Book Review

After The Fall by Arthur Miller

Photo on 19-11-2013 at 18.17 #3

I have had one of the most boring days of my life. I dedicated OVER SEVEN HOURS to getting hold of an Indian visa for a glamorous trip my girlfriend is taking without me. I went back and forth from our house to the Visa Application Centre (a twenty-five minute walk, but such a route that buses or tube would have taken longer) THREE TIMES, waking up about ninety minutes earlier than usual in order to get it out of the way by mid-morning. I didn’t get it out of the way by mid-morning. It was only just done by mid-afternoon.

But stuck in tens of queues and a big waiting room throughout the course of the day did give me time to plough through an Arthur Miller script, inbetween sneering at retired hippies and trying to ignore people talking about their children and/or careers*. Disgusting. I read  an odd play, After The Fall. I’m used to, with the Arthur Miller pieces I ‘ve read before, his work being REASONABLY straightforward in terms of staging/chronology.** But this was the complete opposite of what I had, perhaps incorrectly, expected.
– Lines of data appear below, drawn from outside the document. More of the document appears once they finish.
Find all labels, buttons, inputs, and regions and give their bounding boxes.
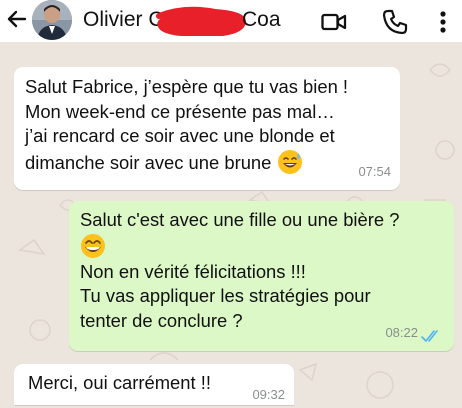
avatar[interactable] <box>32 0 72 40</box>
redaction-scribble <box>156 6 247 36</box>
back-arrow-icon[interactable] <box>5 7 29 31</box>
contact-name-first: Olivier C <box>83 8 164 31</box>
message-text: Merci, oui carrément !! <box>28 372 211 393</box>
sweat-smile-emoji <box>277 149 302 174</box>
contact-name-last: Coa <box>242 8 281 31</box>
read-receipt-icon <box>421 330 438 342</box>
avatar-photo <box>32 0 72 40</box>
video-call-icon[interactable] <box>320 8 348 36</box>
message-time: 07:54 <box>358 163 391 179</box>
message-bubble-incoming[interactable]: Merci, oui carrément !! 09:32 <box>14 364 294 405</box>
message-text: Salut c'est avec une fille ou une bière … <box>80 209 400 230</box>
message-text: Salut Fabrice, j’espère que tu vas bien … <box>25 76 349 97</box>
message-text: j’ai rencard ce soir avec une blonde et <box>25 125 335 146</box>
message-bubble-incoming[interactable]: Salut Fabrice, j’espère que tu vas bien … <box>14 67 400 190</box>
message-text: Non en vérité félicitations !!! <box>80 260 306 282</box>
chat-header: Olivier C Coa <box>0 0 462 42</box>
message-bubble-outgoing[interactable]: Salut c'est avec une fille ou une bière … <box>69 201 454 351</box>
message-time: 08:22 <box>385 324 418 340</box>
contact-name[interactable]: Olivier C Coa <box>83 6 313 36</box>
message-text: Tu vas appliquer les stratégies pour <box>80 285 371 306</box>
more-vert-icon[interactable] <box>433 8 453 36</box>
grin-emoji <box>81 233 105 258</box>
phone-icon[interactable] <box>381 8 409 36</box>
message-text: Mon week-end ce présente pas mal… <box>25 100 335 122</box>
message-time: 09:32 <box>252 387 285 402</box>
message-text: tenter de conclure ? <box>80 309 243 331</box>
message-text: dimanche soir avec une brune <box>25 151 272 173</box>
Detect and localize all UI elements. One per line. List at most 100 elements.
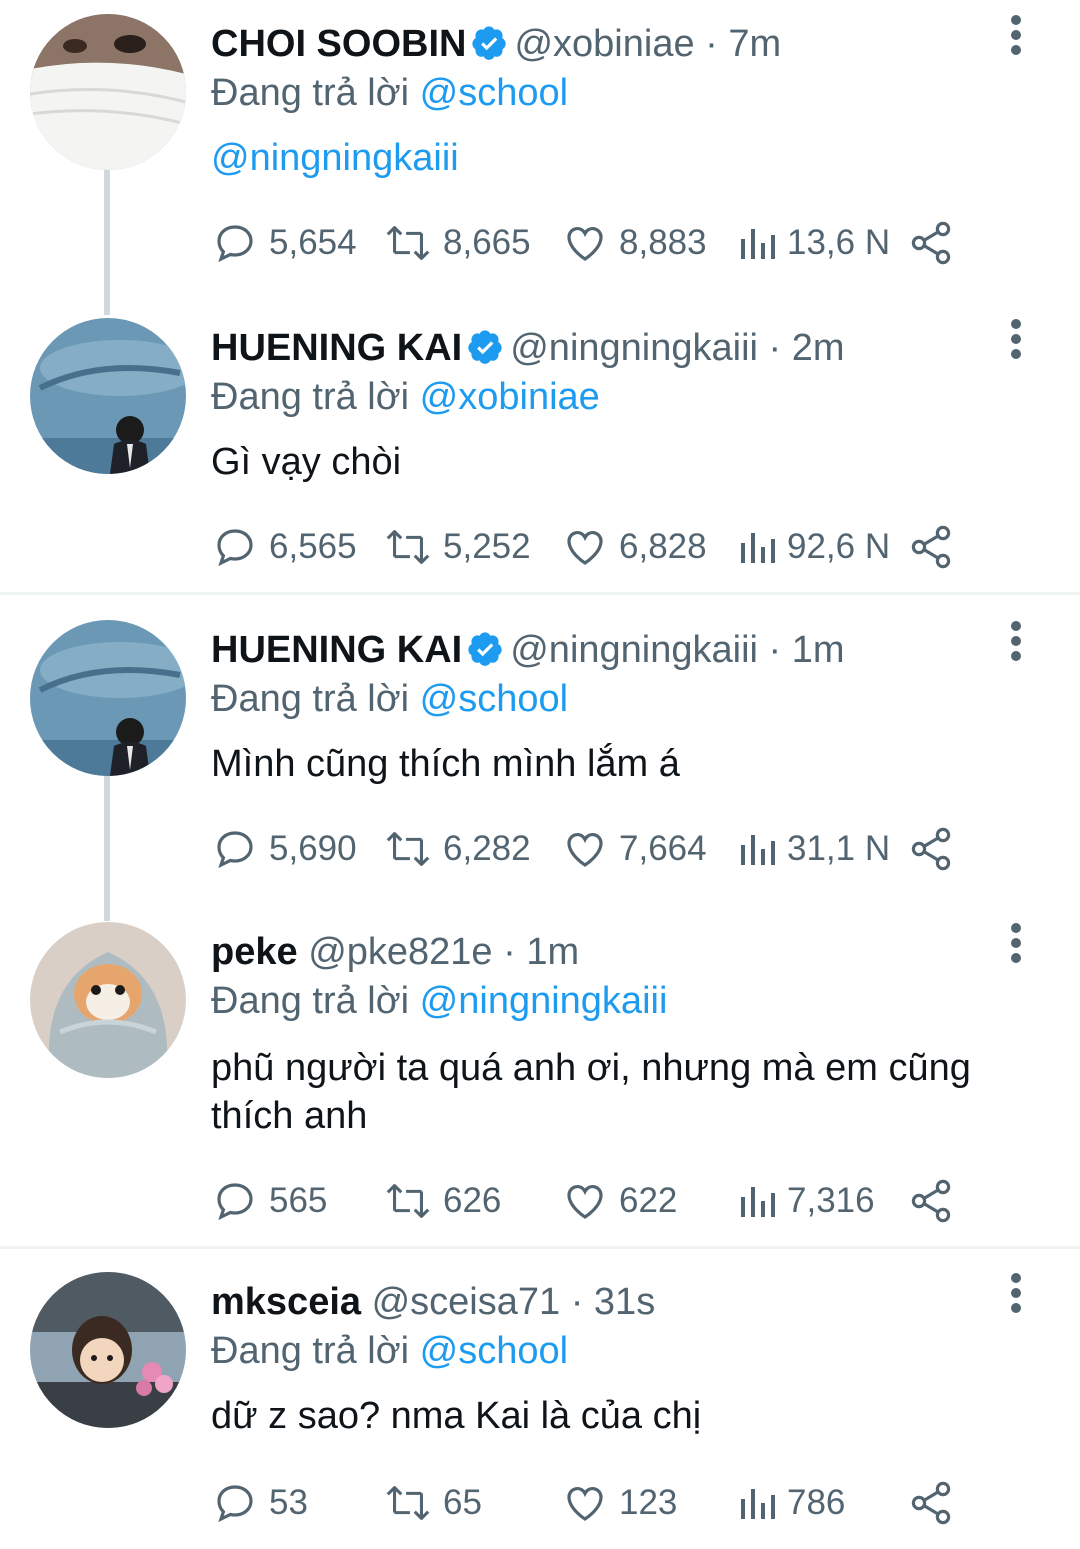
action-bar: 6,565 5,252 6,828 92,6 N [211, 522, 971, 572]
like-button[interactable]: 8,883 [561, 218, 707, 268]
handle[interactable]: @ningningkaiii [510, 327, 758, 369]
tweet-text: Mình cũng thích mình lắm á [211, 743, 680, 785]
separator-dot: · [560, 1281, 594, 1323]
views-button[interactable]: 7,316 [737, 1176, 875, 1226]
reply-prefix: Đang trả lời [211, 1330, 410, 1372]
views-icon [741, 835, 775, 865]
tweet[interactable]: peke @pke821e · 1m Đang trả lời @ningnin… [0, 908, 1080, 1246]
like-button[interactable]: 622 [561, 1176, 677, 1226]
reply-count: 565 [269, 1181, 328, 1220]
retweet-count: 5,252 [443, 527, 531, 566]
display-name[interactable]: CHOI SOOBIN [211, 23, 466, 65]
tweet-header: mksceia @sceisa71 · 31s [211, 1272, 655, 1332]
retweet-button[interactable]: 626 [383, 1176, 501, 1226]
action-bar: 53 65 123 786 [211, 1478, 971, 1528]
avatar[interactable] [30, 318, 186, 474]
views-button[interactable]: 786 [737, 1478, 845, 1528]
action-bar: 5,654 8,665 8,883 13,6 N [211, 218, 971, 268]
heart-icon [567, 832, 603, 867]
verified-badge-icon [468, 632, 502, 666]
share-button[interactable] [907, 522, 955, 572]
reply-button[interactable]: 53 [211, 1478, 308, 1528]
display-name[interactable]: HUENING KAI [211, 327, 462, 369]
reply-to-mention[interactable]: @ningningkaiii [420, 980, 668, 1022]
share-button[interactable] [907, 1176, 955, 1226]
reply-button[interactable]: 6,565 [211, 522, 357, 572]
reply-to-mention[interactable]: @school [420, 678, 568, 720]
retweet-icon [386, 1486, 430, 1520]
share-icon [911, 827, 951, 871]
more-vertical-icon[interactable] [996, 918, 1036, 968]
views-count: 92,6 N [787, 527, 891, 566]
thread-divider [0, 1246, 1080, 1249]
reply-to-mention[interactable]: @xobiniae [420, 376, 600, 418]
reply-button[interactable]: 5,690 [211, 824, 357, 874]
avatar[interactable] [30, 1272, 186, 1428]
handle[interactable]: @sceisa71 [372, 1281, 561, 1323]
timestamp[interactable]: 1m [792, 629, 845, 671]
more-vertical-icon[interactable] [996, 616, 1036, 666]
reply-button[interactable]: 565 [211, 1176, 327, 1226]
retweet-count: 626 [443, 1181, 502, 1220]
timestamp[interactable]: 7m [728, 23, 781, 65]
share-button[interactable] [907, 1478, 955, 1528]
reply-context: Đang trả lời @xobiniae [211, 372, 600, 422]
handle[interactable]: @xobiniae [514, 23, 694, 65]
display-name[interactable]: peke [211, 931, 298, 973]
handle[interactable]: @ningningkaiii [510, 629, 758, 671]
thread-line [104, 170, 110, 315]
retweet-icon [386, 530, 430, 564]
tweet-header: CHOI SOOBIN @xobiniae · 7m [211, 14, 781, 74]
views-button[interactable]: 13,6 N [737, 218, 890, 268]
timestamp[interactable]: 1m [526, 931, 579, 973]
more-vertical-icon[interactable] [996, 1268, 1036, 1318]
avatar[interactable] [30, 620, 186, 776]
retweet-icon [386, 1184, 430, 1218]
like-button[interactable]: 7,664 [561, 824, 707, 874]
share-icon [911, 1179, 951, 1223]
reply-to-mention[interactable]: @school [420, 1330, 568, 1372]
tweet-text: dữ z sao? nma Kai là của chị [211, 1395, 702, 1437]
retweet-icon [386, 226, 430, 260]
more-vertical-icon[interactable] [996, 314, 1036, 364]
retweet-button[interactable]: 8,665 [383, 218, 531, 268]
avatar[interactable] [30, 922, 186, 1078]
tweet-text: Gì vạy chòi [211, 441, 402, 483]
share-button[interactable] [907, 824, 955, 874]
timestamp[interactable]: 2m [792, 327, 845, 369]
reply-count: 53 [269, 1483, 308, 1522]
reply-context: Đang trả lời @school [211, 1326, 568, 1376]
reply-context: Đang trả lời @school [211, 68, 568, 118]
views-button[interactable]: 31,1 N [737, 824, 890, 874]
views-icon [741, 229, 775, 259]
reply-to-mention[interactable]: @school [420, 72, 568, 114]
tweet-header: HUENING KAI @ningningkaiii · 2m [211, 318, 845, 378]
heart-icon [567, 226, 603, 261]
retweet-button[interactable]: 65 [383, 1478, 482, 1528]
body-mention[interactable]: @ningningkaiii [211, 137, 459, 179]
share-button[interactable] [907, 218, 955, 268]
tweet[interactable]: CHOI SOOBIN @xobiniae · 7m Đang trả lời @… [0, 0, 1080, 315]
retweet-count: 65 [443, 1483, 482, 1522]
reply-prefix: Đang trả lời [211, 376, 410, 418]
tweet-text: @ningningkaiii [211, 134, 1051, 182]
separator-dot: · [757, 327, 792, 369]
tweet[interactable]: HUENING KAI @ningningkaiii · 1m Đang trả … [0, 606, 1080, 921]
more-vertical-icon[interactable] [996, 10, 1036, 60]
retweet-button[interactable]: 6,282 [383, 824, 531, 874]
like-button[interactable]: 123 [561, 1478, 677, 1528]
handle[interactable]: @pke821e [308, 931, 492, 973]
views-icon [741, 533, 775, 563]
display-name[interactable]: HUENING KAI [211, 629, 462, 671]
tweet[interactable]: mksceia @sceisa71 · 31s Đang trả lời @sc… [0, 1258, 1080, 1549]
tweet[interactable]: HUENING KAI @ningningkaiii · 2m Đang trả … [0, 304, 1080, 592]
retweet-button[interactable]: 5,252 [383, 522, 531, 572]
display-name[interactable]: mksceia [211, 1281, 361, 1323]
reply-count: 6,565 [269, 527, 357, 566]
timestamp[interactable]: 31s [594, 1281, 655, 1323]
reply-icon [217, 529, 253, 567]
avatar[interactable] [30, 14, 186, 170]
like-button[interactable]: 6,828 [561, 522, 707, 572]
reply-button[interactable]: 5,654 [211, 218, 357, 268]
views-button[interactable]: 92,6 N [737, 522, 890, 572]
The action all takes place within the memory, the mind, of the protagonist, Quentin. He reminisces about his childhood, the death of his mother, a touristic visit to a concentration camp, his lovers, his friends, his career… Visions of his past appear, he remembers conversations, he recalls propositions, he thinks about the way his marriages fell apart… Snippets, tiny, disordered, snippets of a life. Political intrigue in references to McCarthyism, growing anti-Semitism in the USA post the Second World War…*** Lots of familiar themes to a Miller fan, but a rather unexpectedly non-naturalist set-up for exploring them. Family, infidelity, loyalty, et cetera, they’re all in here. I enjoyed it, despite the horrendous conditions I read it under.

However, I would have to point out that it is not as strong as Death of A Salesman or A View From The Bridge. But it’s good. And the first play I’ve read in a while. Back on the horse. Back on the horse.

_______________________
* I couldn’t work out which of these was annoying me more. I think ultimately it is just the lives of others that I have no interest in, be it their work OR their home lives.

** I’d like to point out that I’ve only read the three obvious ones, and the most recent of those six years ago…

*** These two themes Miller engaged with more fully in, respectively, The Crucible and Focus, the latter of which was a novel, not a play.